Pemohon hanya mengajukan dua putusan asing ke Pengadilan Jerman yang diakui oleh pengadilan Tiongkok berdasarkan timbal balik. Namun nyatanya, selain dua putusan di atas, China juga mengakui lima putusan asing lainnya berdasarkan resiprositas.
Sebagai contoh:
- Pada 2018, China mengakui keputusan AS untuk kedua kalinya. Melihat "Pintunya Terbuka: Pengadilan Tiongkok Mengakui dan Menerapkan Keputusan AS untuk Kedua Kalinya".
- Pada 2019, China mengakui penilaian Korea Selatan untuk pertama kalinya. Melihat "Pengadilan Tiongkok Pertama-tama Mengakui Putusan Korea Selatan: Tanda Lain Pintu Terbuka untuk Putusan Asing".
- Pada 2019, China mengakui putusan Singapura untuk kedua kalinya. Melihat "Lagi! Pengadilan Tiongkok Mengakui Putusan Singapura".
- Pada tahun 2020, China mengakui keputusan Korea Selatan untuk kedua kalinya. Melihat "Kedua Kalinya Tiongkok Mengakui Penghakiman Korea Selatan".
- Pada tahun 2021, China mengakui keputusan Singapura untuk ketiga kalinya.
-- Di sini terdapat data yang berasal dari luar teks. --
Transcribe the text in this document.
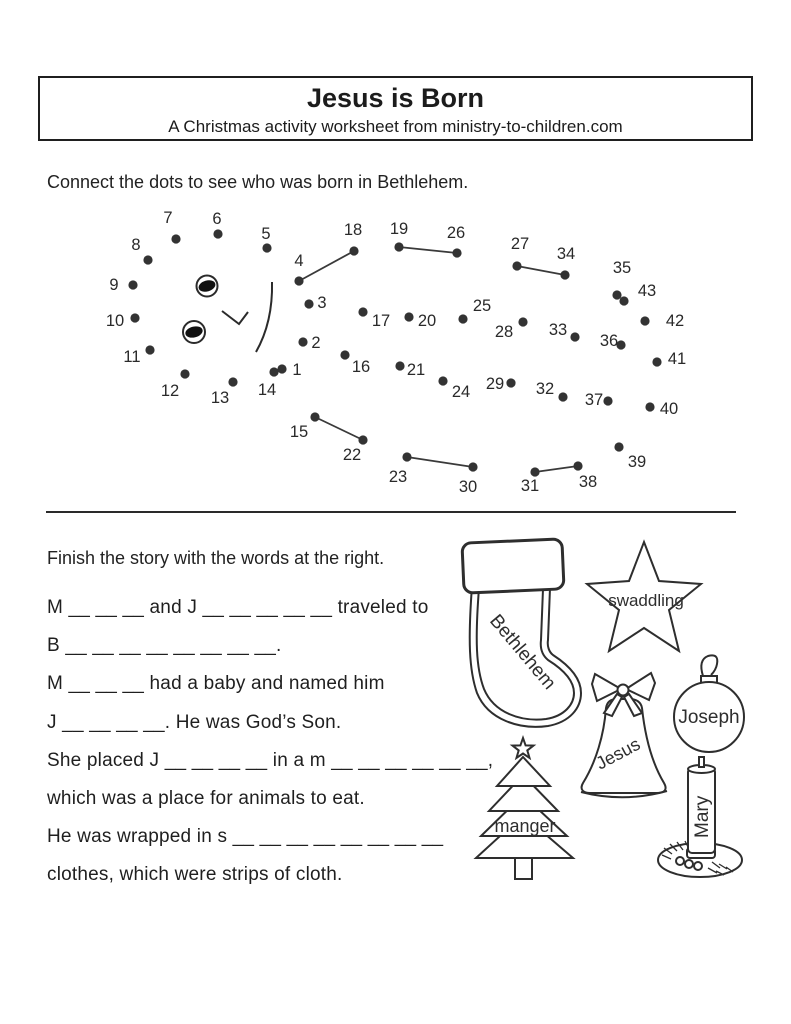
Jesus is Born
A Christmas activity worksheet from ministry-to-children.com
Connect the dots to see who was born in Bethlehem.
1
2
3
4
5
6
7
8
9
10
11
12 13 14
15
16
17
18 19
20
21
22
23
24
25
26
27
28
29
30	31
32
33
34
35
36
37
38
39
40
41
42
43
Finish the story with the words at the right.
M __ __ __ and J __ __ __ __ __ traveled to
B __ __ __ __ __ __ __ __.
M __ __ __ had a baby and named him
J __ __ __ __. He was God’s Son.
She placed J __ __ __ __ in a m __ __ __ __ __ __,
which was a place for animals to eat.
He was wrapped in s __ __ __ __ __ __ __ __
clothes, which were strips of cloth.
Bethlehem
swaddling
Jesus
Joseph
manger	Mary
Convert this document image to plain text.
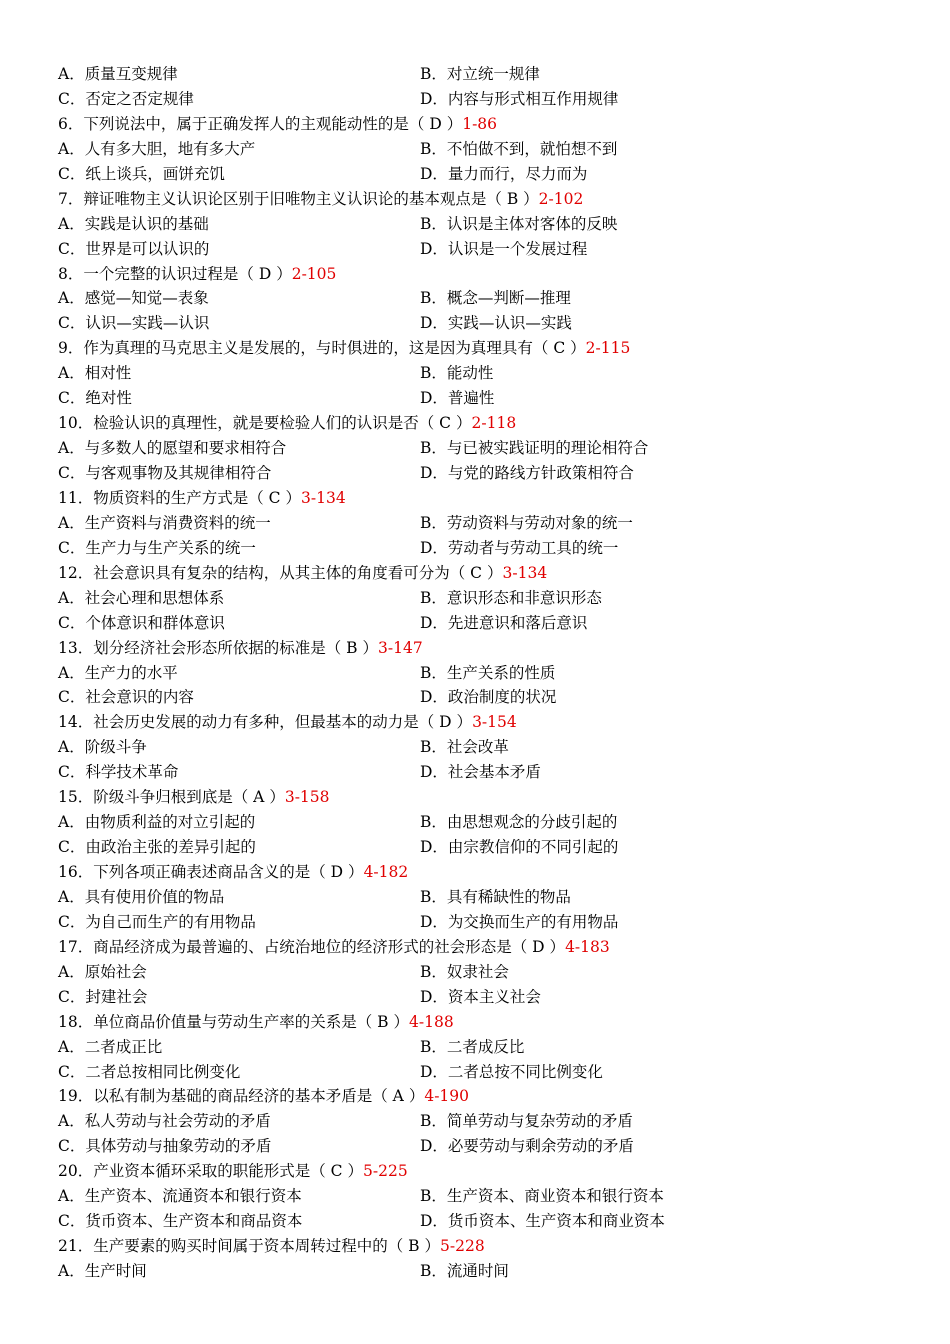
A．质量互变规律	B．对立统一规律
C．否定之否定规律	D．内容与形式相互作用规律
6．下列说法中，属于正确发挥人的主观能动性的是（ D ）1-86
A．人有多大胆，地有多大产	B．不怕做不到，就怕想不到
C．纸上谈兵，画饼充饥	D．量力而行，尽力而为
7．辩证唯物主义认识论区别于旧唯物主义认识论的基本观点是（ B ）2-102
A．实践是认识的基础	B．认识是主体对客体的反映
C．世界是可以认识的	D．认识是一个发展过程
8．一个完整的认识过程是（ D ）2-105
A．感觉—知觉—表象	B．概念—判断—推理
C．认识—实践—认识	D．实践—认识—实践
9．作为真理的马克思主义是发展的，与时俱进的，这是因为真理具有（ C ）2-115
A．相对性	B．能动性
C．绝对性	D．普遍性
10．检验认识的真理性，就是要检验人们的认识是否（ C ）2-118
A．与多数人的愿望和要求相符合	B．与已被实践证明的理论相符合
C．与客观事物及其规律相符合	D．与党的路线方针政策相符合
11．物质资料的生产方式是（ C ）3-134
A．生产资料与消费资料的统一	B．劳动资料与劳动对象的统一
C．生产力与生产关系的统一	D．劳动者与劳动工具的统一
12．社会意识具有复杂的结构，从其主体的角度看可分为（ C ）3-134
A．社会心理和思想体系	B．意识形态和非意识形态
C．个体意识和群体意识	D．先进意识和落后意识
13．划分经济社会形态所依据的标准是（ B ）3-147
A．生产力的水平	B．生产关系的性质
C．社会意识的内容	D．政治制度的状况
14．社会历史发展的动力有多种，但最基本的动力是（ D ）3-154
A．阶级斗争	B．社会改革
C．科学技术革命	D．社会基本矛盾
15．阶级斗争归根到底是（ A ）3-158
A．由物质利益的对立引起的	B．由思想观念的分歧引起的
C．由政治主张的差异引起的	D．由宗教信仰的不同引起的
16．下列各项正确表述商品含义的是（ D ）4-182
A．具有使用价值的物品	B．具有稀缺性的物品
C．为自己而生产的有用物品	D．为交换而生产的有用物品
17．商品经济成为最普遍的、占统治地位的经济形式的社会形态是（ D ）4-183
A．原始社会	B．奴隶社会
C．封建社会	D．资本主义社会
18．单位商品价值量与劳动生产率的关系是（ B ）4-188
A．二者成正比	B．二者成反比
C．二者总按相同比例变化	D．二者总按不同比例变化
19．以私有制为基础的商品经济的基本矛盾是（ A ）4-190
A．私人劳动与社会劳动的矛盾	B．简单劳动与复杂劳动的矛盾
C．具体劳动与抽象劳动的矛盾	D．必要劳动与剩余劳动的矛盾
20．产业资本循环采取的职能形式是（ C ）5-225
A．生产资本、流通资本和银行资本	B．生产资本、商业资本和银行资本
C．货币资本、生产资本和商品资本	D．货币资本、生产资本和商业资本
21．生产要素的购买时间属于资本周转过程中的（ B ）5-228
A．生产时间	B．流通时间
Melihat "Pengadilan China Akui Lagi Keputusan Singapura: Tidak Ada Perjanjian Bilateral Tapi Hanya Memorandum?".
Untuk Kasus China tentang Pengakuan Penghakiman Asing, lihat pembaruan rutin kami Daftar.
Namun, para profesional hukum dan masyarakat belum memiliki kesadaran publik terhadap kasus-kasus ini dan tren pembukaannya.
Baik Pengadilan Jerman maupun pemohon tidak memperhatikan bahwa timbal balik sebenarnya telah dijamin antara Cina dan Jerman.
Kami akan memandu Anda lebih lanjut tentang ini di posting kami berikutnya "China Enggan Mengakui Keputusan Asing? Kesalahpahaman Besar!".